スレート瓦は、コロニアル、カラーベストとも呼ばれている薄型で軽量の屋根材です。

現在では、もっとも多く使用されている屋根材で普及しています。

瓦と違い軽量で、スマートな美観は洋風な今風のお宅にピッタリとマッチしています。

そんなスレート瓦ですが、年数が経つと劣化して不具合が生じてきます。

そのため、修理が必要となりますがどのような方法があり、費用はどれくらいかかるのでしょうか?

ここでは、スレート瓦の修理方法やその費用について解説していきます。

 

スレート瓦の劣化

 

スレート瓦は、築8年~10年頃になると、表面に「コケや藻」が発生して美観が損なわれます。

そして、徐々に雨水を吸収して、晴れた日に乾いてを繰り返すうちにだんだんと、浮いて反ってきます。

その浮きによって、屋根材が割れやすくなり、屋根点検時やアンテナ工事の際に割ってしまう原因となります。

人為的以外にも、浮きが酷いとそのまま割れて剥がれ落ちてしまうこともあります。

そうなることを防ぐために、定期的に屋根の修理を行っていく必要があるのです。

 

スレート瓦の修理方法とその費用

 

スレート補修

 

軽度のひび割れてしまったスレート瓦は、コーキングで補修を行えます。

ですが、補修を行うとコーキングの跡が目立ってしまうので、同系色のものを使用するか、透明な変成シリコンがおすすめです。

そのほか、補修を行った後は、屋根の塗装を行うと目だただくなり、綺麗に仕上がります。

コーキング補修の費用単価は「8000円~」くらいです。

 

スレート瓦差し替え

 

完全に割れて剥がれ落ちてしまった場合は、既存のスレート瓦を撤去して新しく差し替え(交換)を行っていく修理方法もあります。

メリットは、ひび割れ補修と違って綺麗に仕上がります。

デメリットは、釘留めができませんので、コーキングによる接着となります。

スレート瓦差し替えの費用単価は「15000円~」くらいです。

 

棟板金交換

 

スレート屋根の天辺には、「棟板金」という役物があります。

この棟板金は、経年劣化で下地が腐食するため、釘が浮いて剥がれてしまうことがあります。

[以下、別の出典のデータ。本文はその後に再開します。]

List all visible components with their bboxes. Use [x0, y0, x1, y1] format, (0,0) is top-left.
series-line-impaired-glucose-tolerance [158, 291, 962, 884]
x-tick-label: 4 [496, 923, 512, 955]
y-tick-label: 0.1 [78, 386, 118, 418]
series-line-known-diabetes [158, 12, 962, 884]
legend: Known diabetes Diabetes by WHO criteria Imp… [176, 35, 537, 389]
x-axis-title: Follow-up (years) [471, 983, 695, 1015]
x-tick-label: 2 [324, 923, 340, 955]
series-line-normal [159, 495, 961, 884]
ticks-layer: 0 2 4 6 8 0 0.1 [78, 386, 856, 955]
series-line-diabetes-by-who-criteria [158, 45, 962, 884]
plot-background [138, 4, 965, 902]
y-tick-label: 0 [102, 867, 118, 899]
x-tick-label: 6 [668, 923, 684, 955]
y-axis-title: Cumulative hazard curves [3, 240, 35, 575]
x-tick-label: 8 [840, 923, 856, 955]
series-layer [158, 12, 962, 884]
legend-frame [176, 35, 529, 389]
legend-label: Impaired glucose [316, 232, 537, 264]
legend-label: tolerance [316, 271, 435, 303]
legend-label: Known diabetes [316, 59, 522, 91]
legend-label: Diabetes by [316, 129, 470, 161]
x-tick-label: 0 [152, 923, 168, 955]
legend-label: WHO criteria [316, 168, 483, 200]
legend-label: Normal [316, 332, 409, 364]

そのため、築15年~20年目でこの棟板金交換を行う必要があります。

屋根塗装とセットで行うと効率の良い工事となります。

棟板金交換の費用単価は「3500円~4500円/m」くらいです。

 

屋根塗装工事

 

スレート屋根は、経年劣化で防水機能が低下してしまいます。

そのため、塗膜で防水を行って屋根材を保護していく必要があります。

塗装の流れは、高圧洗浄を行い、下地調整、「下塗り、中塗り、上塗り」と3回塗りで仕上げていきます。

10年周期で屋根塗装を行うと、長い期間屋根材を良い状態で保護できます。

屋根塗装の費用単価は「2000円~3500円/㎡」となります。

※使用する塗料の種類によって費用単価はさらに変わります。

 

カバー(重ね葺き)工事

 

屋根材の状態が古くなると、塗装が出来ないほど下地が悪くなってしまいます。

その際の修理方法として、「屋根葺き替え」以外に、この「カバー工法」があります。

このカバー工法は、スレート瓦の上から新しい屋根材を重ね葺きしていくやり方です。

スレート瓦の解体費と、処分費用がかからないため、コスト削減できます。

ですが、古い屋根材が残ってしまい、少し重くなってしまう点がデメリットです。

屋根カバー工事の費用単価は「6000円~10000円/㎡」くらいです。

※新しい屋根材の種類によっても費用単価は変わってきます。

 

葺き替え工事

 

最後に一番大掛かりな工事ですが、既存の屋根材を解体して、新しい屋根材に交換していく修理方法の「葺き替え工事」があります。

この葺き替え工事を行う事で、古い屋根材はすべて撤去され、下地の確認もできます。

万一、下地が腐食していてもその場で張り替えて補修や補強が行えます。

ですが、スレート瓦のほとんどが「アスベスト材」を含んでおり、処分費が年々高額なっています。

間違いない工事なのですが、費用が高いという点がデメリットとなります。

屋根葺き替え工事の費用単価は「10000円~20000円/㎡」くらいです。

※こちらも新しい屋根材によって費用単価に差が出てきます。

 

まとめ

 

スレート瓦は、近年普及している薄型の軽い屋根材です。

美観等に優れますが、定期的に修理を行う必要があります。

修理を怠ると様々な不具合が生じますので、注意が必要です。

まずは、お手軽な屋根塗装や棟板金交換などを行っていくと良いでしょう。

劣化状況をみながら、適切な修理を行っていくことがとても大事となります。